SORU: (ŞEBNEM BURSALI) İzmir Büyükşehir Belediye Başkanı Tunç Soyer'in, 9 Eylül'de İzmir'in kurtuluş yıl dönümünde söylediği skandal sözler çok tepki çekti, çok eleştirildi. Siz de eleştirdiniz. Yani sanki işgalci Yunanistan'ı değil neredeyse Osmanlı ve atalarımızı suçladı. 'Yunanistan neredeyse hiçbir şey yapmış değil, bütün olan bitenden Osmanlı sorumluymuş' gibi ifade etti. Bu konuda sizin değerlendirmenizi merak ediyorum.

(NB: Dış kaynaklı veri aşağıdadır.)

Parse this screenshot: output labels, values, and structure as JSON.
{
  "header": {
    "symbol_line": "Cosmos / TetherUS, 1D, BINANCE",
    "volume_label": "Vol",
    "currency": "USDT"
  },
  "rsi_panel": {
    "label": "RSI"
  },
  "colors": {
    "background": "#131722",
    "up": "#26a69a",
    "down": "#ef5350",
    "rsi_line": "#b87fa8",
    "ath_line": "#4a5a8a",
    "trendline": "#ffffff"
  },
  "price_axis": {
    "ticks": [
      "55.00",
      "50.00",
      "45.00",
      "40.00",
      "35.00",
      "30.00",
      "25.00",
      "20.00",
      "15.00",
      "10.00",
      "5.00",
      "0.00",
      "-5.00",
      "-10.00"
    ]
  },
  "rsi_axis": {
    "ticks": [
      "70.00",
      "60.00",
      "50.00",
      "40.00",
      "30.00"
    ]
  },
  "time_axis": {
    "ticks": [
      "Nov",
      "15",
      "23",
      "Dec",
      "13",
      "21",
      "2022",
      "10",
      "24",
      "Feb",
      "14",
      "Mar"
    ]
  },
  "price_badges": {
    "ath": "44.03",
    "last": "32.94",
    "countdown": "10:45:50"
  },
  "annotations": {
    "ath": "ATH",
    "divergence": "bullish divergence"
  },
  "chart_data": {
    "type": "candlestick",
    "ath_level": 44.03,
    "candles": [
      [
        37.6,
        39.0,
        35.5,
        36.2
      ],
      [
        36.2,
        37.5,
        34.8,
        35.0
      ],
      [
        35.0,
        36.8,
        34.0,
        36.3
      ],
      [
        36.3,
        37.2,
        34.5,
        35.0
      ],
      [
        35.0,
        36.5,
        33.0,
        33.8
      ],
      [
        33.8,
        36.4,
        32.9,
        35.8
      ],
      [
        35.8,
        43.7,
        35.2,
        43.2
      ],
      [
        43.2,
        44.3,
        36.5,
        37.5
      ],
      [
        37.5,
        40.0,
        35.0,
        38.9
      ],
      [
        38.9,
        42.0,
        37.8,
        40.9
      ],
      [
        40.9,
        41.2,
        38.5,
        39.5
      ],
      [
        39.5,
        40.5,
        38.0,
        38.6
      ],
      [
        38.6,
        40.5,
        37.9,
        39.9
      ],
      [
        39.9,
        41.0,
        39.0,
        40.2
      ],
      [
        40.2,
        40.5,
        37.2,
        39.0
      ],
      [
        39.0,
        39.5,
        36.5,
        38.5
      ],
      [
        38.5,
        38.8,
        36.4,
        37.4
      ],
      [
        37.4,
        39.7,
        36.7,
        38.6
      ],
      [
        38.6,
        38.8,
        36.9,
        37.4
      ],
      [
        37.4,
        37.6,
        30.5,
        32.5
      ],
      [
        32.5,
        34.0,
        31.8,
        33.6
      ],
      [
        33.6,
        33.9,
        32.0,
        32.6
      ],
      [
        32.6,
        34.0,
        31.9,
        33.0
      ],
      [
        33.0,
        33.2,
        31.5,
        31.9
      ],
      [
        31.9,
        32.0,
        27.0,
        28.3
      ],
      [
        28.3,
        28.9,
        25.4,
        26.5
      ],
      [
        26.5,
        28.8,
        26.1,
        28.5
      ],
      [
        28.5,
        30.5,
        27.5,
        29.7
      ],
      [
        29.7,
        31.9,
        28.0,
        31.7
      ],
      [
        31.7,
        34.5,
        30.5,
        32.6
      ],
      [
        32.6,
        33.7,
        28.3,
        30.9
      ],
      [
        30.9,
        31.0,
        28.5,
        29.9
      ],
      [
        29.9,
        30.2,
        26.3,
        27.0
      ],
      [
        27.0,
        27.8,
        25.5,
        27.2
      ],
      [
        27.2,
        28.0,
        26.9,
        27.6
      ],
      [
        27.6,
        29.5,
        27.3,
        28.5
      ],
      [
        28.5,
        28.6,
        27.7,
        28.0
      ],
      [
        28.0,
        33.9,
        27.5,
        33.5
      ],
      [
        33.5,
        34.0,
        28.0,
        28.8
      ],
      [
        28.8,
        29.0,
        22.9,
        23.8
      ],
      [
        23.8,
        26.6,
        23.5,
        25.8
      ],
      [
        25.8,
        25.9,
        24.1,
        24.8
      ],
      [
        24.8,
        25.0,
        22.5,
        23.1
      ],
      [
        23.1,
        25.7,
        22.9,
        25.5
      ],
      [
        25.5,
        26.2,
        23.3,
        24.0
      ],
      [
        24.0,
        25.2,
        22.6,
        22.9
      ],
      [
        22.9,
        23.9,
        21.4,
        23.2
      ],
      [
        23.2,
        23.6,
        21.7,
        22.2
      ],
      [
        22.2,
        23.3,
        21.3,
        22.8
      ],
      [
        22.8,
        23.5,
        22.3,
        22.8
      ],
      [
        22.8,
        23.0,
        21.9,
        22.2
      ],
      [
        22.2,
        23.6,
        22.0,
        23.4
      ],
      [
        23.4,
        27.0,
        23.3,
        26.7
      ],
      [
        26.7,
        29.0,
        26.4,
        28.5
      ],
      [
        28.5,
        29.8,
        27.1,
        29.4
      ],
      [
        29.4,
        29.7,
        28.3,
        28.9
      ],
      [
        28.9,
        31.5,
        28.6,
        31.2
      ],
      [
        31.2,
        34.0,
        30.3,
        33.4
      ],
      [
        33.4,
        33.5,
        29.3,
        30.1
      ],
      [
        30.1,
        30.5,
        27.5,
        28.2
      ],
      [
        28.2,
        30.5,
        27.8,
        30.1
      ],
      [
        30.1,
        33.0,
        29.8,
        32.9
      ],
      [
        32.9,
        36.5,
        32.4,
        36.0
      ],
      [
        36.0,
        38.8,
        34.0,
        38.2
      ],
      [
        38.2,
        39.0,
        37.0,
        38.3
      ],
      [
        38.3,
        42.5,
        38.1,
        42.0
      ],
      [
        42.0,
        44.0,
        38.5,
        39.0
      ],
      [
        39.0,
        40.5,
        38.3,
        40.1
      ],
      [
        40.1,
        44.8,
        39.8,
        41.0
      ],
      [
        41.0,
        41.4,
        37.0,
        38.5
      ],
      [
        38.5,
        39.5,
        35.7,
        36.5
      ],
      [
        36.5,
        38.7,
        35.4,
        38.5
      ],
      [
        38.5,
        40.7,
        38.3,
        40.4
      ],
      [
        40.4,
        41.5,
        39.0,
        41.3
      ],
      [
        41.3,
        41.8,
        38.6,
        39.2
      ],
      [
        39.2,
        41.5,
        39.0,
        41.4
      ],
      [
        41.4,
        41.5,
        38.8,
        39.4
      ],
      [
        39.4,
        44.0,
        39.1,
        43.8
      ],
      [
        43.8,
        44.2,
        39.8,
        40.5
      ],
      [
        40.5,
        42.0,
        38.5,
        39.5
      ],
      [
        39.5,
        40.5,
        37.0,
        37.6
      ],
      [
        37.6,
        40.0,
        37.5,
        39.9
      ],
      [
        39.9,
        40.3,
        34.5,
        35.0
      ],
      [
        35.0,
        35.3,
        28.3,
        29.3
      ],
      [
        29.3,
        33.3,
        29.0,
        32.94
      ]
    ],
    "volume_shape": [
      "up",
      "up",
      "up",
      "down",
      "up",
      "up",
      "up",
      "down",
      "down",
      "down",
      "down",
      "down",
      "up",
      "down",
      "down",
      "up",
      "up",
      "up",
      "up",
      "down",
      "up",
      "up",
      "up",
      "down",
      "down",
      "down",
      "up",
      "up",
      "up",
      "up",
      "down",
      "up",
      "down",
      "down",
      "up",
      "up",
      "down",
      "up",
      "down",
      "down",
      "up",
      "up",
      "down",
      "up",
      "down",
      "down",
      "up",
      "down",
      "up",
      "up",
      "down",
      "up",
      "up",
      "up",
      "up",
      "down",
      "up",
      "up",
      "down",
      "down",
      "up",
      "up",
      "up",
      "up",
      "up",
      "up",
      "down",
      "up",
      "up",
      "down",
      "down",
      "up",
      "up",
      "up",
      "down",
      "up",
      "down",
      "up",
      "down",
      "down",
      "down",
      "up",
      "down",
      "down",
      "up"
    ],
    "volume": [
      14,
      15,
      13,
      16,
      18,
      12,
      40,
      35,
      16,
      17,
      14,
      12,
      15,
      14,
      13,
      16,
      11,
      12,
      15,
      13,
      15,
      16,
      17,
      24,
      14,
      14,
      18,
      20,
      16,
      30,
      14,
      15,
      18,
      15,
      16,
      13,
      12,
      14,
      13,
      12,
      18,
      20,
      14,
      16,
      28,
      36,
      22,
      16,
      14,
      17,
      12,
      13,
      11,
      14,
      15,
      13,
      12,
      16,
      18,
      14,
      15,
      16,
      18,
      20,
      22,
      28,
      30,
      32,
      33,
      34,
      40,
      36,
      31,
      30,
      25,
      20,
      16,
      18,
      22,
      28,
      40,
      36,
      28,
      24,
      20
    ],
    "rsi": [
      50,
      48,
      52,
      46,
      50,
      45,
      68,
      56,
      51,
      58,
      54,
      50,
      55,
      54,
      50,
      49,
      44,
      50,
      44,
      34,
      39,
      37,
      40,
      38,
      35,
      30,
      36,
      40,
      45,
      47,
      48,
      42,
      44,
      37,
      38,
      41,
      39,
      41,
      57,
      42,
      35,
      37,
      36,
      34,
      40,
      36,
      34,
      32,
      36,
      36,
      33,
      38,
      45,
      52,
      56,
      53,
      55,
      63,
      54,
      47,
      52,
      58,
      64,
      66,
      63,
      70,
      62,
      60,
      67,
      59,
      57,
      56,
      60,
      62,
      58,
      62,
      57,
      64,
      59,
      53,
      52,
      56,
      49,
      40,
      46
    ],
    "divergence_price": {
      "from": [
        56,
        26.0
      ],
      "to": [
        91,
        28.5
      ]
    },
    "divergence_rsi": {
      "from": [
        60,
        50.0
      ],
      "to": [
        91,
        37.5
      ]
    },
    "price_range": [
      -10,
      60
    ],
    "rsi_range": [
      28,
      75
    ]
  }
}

Bu adamın istikameti filan yok. Bu, pusulayı şaşırmış ve terbiyeden uzak. Tarihini hakaretle ifade etmeye çalışan bir insan, bir defa bu milletin bir evladı olamaz. Bu millet, bu ecdatla anılıyor. Bu ecdatla şu anda biz iftihar ediyoruz. Ama ne yazık ki siyasetin içinde olmaktan öte, parti başkanı olanlarda bile ve üstelik tarihçiyim dedikleri halde bunu yapanların olması gerçekten bir akıl tutulmasıdır. 33 sene Osmanlı'yı idare eden bir Sultan Abdülhamid'e utanmadan, sıkılmadan öyle yakıştırmalar yapılması asla kabul edilemez. Bir de Merdan Yanardağ diye birisi var. O da Osmanlı hakkında ahlaksız ifadeler kullanıyor, hakaretler ediyor.
Bu ifadeleri kesinlikle nefret suçuna da girer. Tabii bunların üzerine gitmemiz lazım. Yani bu meydan o kadar boş değil. Bunu bilmeleri gerekecek. Ecdadımıza eğer layık olacaksak bunlara hukuk çerçevesinde gereğini yapmamız lazım.